Indeed, in Slovakia there is a large, empty gap on the left side of the political spectrum, ranging from the liberal left, to the greens and democratic socialists. The current political setup in Slovakia lacks a large leftist social movement, which leaves leftist activists, journalists and intellectuals fragmented and only occasionally communicating with each other. Can this gap be filled by a new party?
Before the parliamentary elections, there were efforts to create a new movement with the ambition to stand for election. It was led by the civil activist and political analyst Eduard Chmelár. Its name, SEN (acronym for Solidarity – Ecology – Nonviolence) reflected the determination to fight against economic inequality, included a strong environmental dimension and promoted strong anti-militarism and pacifism. However, these efforts were halted by the Interior Ministry’s decision not to register the new party due to their failure to provide a sufficient number of valid citizen signatures.
The Green Party of Slovakia does not declare its support for the leftist criticism of capitalism. It tries to situate itself over the right-left axis in the way it formulates its programme for the protection of the environment. The party does not deal with issues of growth and consumption. Also the way in which it frames socio-economic inequalities and gender issues, is reminiscent of a standard conservative agenda. Its political agenda shows that liberal and cultural issues take the last place in the secondary priorities within their political agenda.
Boris Zala has expressed the desire of many Slovak leftists who have been complaining for years about having no left-wing party that they would be willing to vote for.
In addition to the greens, the radical and anti-capitalist left has remained marginal for a long time. In addition to the Communist Party of Slovakia (KSS), there is another Marxist-Leninist political party: Vzdor – strana práce (Defiance – Labour Party) which mainly represents the younger communist generation (the members of the central committee are 28 years old on average). Vzdor regularly rallies for leaving NATO and it also took part in the blockade of the US Army convoy. In addition, the party expressed solidarity and support to the Kurds and Turkish trade unions. Its members see capitalism and neo-colonialism as the cause and the main culprit of the migrant crisis. The party rejects TTIP (the Transatlantic Trade and Investment Partnership) and economic sanctions against the Russian Federation. On the other hand, Vzdor maintains a positive attitude to the Soviet Union and looks at the era of real socialism with rose-coloured glasses and is pro-Putin oriented.

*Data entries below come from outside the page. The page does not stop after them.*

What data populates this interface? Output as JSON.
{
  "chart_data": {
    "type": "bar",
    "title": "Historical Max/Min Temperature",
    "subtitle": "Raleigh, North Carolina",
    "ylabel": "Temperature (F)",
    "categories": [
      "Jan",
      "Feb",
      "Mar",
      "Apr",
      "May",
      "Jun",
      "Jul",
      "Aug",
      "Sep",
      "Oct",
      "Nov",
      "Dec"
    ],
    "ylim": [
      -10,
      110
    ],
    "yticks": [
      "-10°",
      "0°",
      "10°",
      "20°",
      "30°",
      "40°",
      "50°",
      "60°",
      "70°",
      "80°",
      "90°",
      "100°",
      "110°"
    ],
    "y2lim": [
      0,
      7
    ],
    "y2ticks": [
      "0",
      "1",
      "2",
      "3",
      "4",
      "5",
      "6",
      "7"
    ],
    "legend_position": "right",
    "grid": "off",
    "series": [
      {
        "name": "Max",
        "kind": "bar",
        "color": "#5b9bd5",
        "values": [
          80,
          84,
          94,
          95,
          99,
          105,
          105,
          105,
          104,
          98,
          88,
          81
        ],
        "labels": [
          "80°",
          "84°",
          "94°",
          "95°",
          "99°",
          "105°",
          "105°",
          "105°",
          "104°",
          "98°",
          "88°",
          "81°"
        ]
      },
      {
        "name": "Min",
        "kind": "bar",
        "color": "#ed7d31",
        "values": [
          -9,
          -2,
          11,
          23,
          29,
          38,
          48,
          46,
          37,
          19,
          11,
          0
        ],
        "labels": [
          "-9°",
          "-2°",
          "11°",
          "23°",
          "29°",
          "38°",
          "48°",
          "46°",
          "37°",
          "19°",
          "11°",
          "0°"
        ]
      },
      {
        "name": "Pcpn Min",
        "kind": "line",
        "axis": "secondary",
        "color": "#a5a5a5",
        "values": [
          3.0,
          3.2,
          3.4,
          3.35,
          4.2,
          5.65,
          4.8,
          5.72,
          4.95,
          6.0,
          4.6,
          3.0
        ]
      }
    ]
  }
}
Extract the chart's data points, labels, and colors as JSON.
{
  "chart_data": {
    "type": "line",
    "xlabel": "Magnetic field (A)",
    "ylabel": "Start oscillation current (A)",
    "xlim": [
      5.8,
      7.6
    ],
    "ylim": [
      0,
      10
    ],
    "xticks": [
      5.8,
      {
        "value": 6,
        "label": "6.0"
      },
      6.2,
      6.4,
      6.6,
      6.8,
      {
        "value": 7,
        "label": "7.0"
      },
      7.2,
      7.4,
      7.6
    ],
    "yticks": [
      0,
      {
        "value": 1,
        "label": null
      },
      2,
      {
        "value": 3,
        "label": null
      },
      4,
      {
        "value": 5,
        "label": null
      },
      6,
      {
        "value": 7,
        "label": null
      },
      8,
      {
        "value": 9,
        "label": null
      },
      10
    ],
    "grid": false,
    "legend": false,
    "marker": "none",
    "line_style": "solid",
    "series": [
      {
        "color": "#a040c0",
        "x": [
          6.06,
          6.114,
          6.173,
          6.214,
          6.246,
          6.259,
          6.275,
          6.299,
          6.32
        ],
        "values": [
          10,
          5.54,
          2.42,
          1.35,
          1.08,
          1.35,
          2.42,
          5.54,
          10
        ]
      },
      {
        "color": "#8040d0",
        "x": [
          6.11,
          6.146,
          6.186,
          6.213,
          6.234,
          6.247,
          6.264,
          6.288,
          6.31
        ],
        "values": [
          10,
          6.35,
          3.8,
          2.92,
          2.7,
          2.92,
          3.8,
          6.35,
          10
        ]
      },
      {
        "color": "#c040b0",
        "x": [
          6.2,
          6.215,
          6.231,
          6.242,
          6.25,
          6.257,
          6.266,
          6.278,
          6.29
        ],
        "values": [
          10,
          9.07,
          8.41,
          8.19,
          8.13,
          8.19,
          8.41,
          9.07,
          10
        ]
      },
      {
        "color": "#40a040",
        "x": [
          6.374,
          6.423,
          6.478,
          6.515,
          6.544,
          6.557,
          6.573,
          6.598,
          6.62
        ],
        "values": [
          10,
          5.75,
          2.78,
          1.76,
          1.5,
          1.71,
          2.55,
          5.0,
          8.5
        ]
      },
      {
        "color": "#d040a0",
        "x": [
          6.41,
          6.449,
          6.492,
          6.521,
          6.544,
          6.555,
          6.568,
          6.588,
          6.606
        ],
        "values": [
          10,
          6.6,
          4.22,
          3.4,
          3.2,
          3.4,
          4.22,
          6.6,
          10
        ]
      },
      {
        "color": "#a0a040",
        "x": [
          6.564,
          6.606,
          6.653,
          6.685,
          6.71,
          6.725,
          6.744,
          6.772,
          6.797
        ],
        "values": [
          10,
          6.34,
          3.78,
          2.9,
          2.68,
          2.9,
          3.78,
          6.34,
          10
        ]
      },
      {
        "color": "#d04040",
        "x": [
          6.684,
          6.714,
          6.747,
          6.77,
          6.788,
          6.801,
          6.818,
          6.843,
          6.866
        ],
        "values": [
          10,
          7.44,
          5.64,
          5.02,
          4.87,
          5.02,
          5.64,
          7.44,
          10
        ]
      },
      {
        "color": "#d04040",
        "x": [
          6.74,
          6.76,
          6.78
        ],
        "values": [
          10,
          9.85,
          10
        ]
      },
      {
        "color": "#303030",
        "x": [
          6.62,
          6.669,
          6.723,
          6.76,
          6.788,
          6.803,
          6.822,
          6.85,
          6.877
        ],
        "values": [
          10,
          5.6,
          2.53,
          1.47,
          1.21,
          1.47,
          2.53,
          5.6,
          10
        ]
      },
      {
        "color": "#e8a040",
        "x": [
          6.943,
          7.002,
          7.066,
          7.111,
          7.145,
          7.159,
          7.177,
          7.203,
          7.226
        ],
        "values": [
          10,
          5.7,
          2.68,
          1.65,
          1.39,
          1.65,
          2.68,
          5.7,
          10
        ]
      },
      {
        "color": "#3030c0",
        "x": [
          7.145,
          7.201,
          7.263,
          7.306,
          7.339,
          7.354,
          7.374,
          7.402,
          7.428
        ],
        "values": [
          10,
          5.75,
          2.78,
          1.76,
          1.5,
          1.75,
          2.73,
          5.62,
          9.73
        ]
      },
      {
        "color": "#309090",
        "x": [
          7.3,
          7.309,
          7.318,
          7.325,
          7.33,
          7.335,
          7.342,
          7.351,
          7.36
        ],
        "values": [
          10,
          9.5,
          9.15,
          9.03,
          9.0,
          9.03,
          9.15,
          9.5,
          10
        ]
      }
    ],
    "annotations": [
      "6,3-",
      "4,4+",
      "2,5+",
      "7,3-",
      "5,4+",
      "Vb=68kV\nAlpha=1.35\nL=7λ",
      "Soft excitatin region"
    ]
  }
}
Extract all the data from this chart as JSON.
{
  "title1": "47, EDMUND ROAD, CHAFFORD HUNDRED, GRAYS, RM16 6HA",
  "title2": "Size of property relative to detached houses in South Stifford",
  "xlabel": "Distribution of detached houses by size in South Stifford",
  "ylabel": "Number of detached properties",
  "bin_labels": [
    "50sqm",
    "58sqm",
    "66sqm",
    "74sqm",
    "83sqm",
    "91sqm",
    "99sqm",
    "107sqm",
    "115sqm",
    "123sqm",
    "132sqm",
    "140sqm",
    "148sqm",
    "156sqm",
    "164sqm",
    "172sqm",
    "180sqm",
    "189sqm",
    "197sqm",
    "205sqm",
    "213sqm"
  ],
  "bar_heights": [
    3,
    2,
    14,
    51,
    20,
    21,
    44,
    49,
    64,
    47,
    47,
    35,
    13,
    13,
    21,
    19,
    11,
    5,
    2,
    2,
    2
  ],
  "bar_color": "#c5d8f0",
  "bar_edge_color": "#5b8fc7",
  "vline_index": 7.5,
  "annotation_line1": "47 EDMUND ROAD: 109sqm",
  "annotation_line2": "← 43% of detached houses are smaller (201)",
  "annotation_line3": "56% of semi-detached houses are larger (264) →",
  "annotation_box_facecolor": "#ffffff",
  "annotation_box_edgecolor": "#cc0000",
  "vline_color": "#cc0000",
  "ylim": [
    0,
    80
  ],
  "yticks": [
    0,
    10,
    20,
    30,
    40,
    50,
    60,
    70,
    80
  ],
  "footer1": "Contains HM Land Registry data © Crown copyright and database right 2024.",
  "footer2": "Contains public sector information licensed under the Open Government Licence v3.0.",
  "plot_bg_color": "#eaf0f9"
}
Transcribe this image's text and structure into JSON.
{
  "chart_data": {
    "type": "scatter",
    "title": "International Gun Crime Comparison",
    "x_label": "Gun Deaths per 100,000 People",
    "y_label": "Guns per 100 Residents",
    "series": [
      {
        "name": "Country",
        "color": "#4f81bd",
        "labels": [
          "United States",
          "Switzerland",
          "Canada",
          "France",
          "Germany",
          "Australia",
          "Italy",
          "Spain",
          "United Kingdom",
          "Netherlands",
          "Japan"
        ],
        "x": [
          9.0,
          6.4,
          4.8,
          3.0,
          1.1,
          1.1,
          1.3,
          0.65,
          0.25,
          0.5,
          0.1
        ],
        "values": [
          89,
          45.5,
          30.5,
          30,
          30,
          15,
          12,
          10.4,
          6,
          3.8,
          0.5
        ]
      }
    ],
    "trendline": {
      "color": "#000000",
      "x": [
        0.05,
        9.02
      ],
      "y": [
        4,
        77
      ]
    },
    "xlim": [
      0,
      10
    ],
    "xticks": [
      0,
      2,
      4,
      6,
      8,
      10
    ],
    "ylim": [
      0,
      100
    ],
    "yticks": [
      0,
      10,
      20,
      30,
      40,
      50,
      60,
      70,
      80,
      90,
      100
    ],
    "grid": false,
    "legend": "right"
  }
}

Lone Wolves of the Slovak Left
Boris Zala has expressed the desire of many Slovak leftists who have been complaining for years about having no left-wing party that they would be willing to vote for. Social democracy can discredit itself if it does not carry out self-reflection. Unfortunately, there is no civil or political basis for the formation of a new left-wing party from which it could grow, if it is not expected to be purely a marketing project.
Therefore, it may be a matter of time before the left in Slovakia will tread a similar path to Poland in becoming a political force but without the ability to affect the direction of the country, while the right-wing parties will alternate in power. Or it may follow the example of Hungary and will powerlessly watch as the conservative government introduces leftist measures approved by a nationalist rhetoric that the left did not opt for when in power.
Nowadays, it is not difficult to criticize Smer from leftist positions if a political party decides to go down this path. But, the radical left does not embark on a direct confrontation of this kind. To be capable of effective action, ‘lone wolves’ of the progressive left should lay down minimum basic objectives and measures for their implementation. That’s why particular segments of the left should be willing to communicate and cooperate.
Despite the things that divide, there are many that unite us. To unite around these issues means preventing fascism from gaining wider support in our society, protecting our social model, fighting against the widening gap of income and wealth inequalities as well as promoting pacifism, environmental values and protecting the rights of all the oppressed.